The last stop off was Cadiz and, rejecting the slight herding of the tours, we strolled around the squares in a little cruise of our own and came upon a small monument to Ángel Sanz Briz, the Schindler of Spain. He was a Spanish diplomat who saved more than 5,200 Jews in German-occupied Budapest in the late stages of the Second World War by issuing passports to Jews of Spanish origins. He was allowed to do this for 200 Jews. He did it instead for 200 families, whom he housed during the waiting period for visas at his own expense. He took other postings, including The Holy See, and was rewarded with the Order of Merit from Budapest. Sanz Briz is honoured by Yad Vashem as a Righteous Gentile Among the Nations. How rare for a brave humanitarian to be honoured in his own lifetime.

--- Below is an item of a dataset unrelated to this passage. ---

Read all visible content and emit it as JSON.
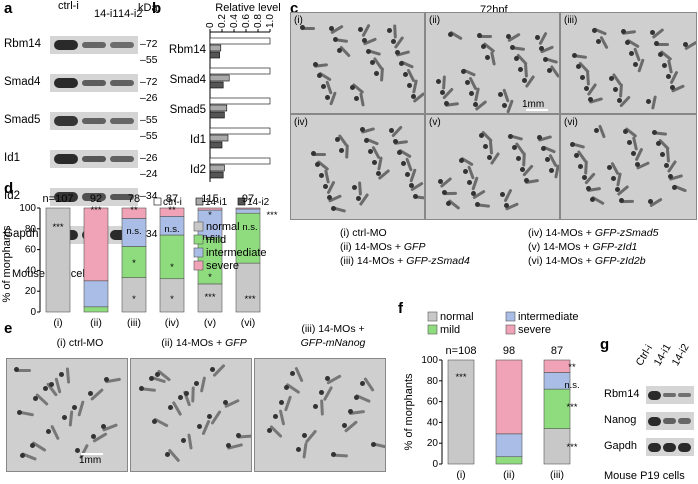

We are almost into the English Channel now and there are bags to be packed and passports to be handed in and perhaps one more deck walk in a vain attempt to recover our gut microbes after the dubious joy of a pre-packed kosher Friday night dinner. I must have shaken 2,000 eager hands and encountered nothing but kindness, sweet service and a community at sea.One lady said: “It felt like talking to a friend.” Result again!
Noël Coward wrote in his ship-to-shore musical Sail Away: “Why do the wrong people travel, travel, travel and the right people stay at home?” Perhaps, for once the Master was wrong. Or on the wrong ship.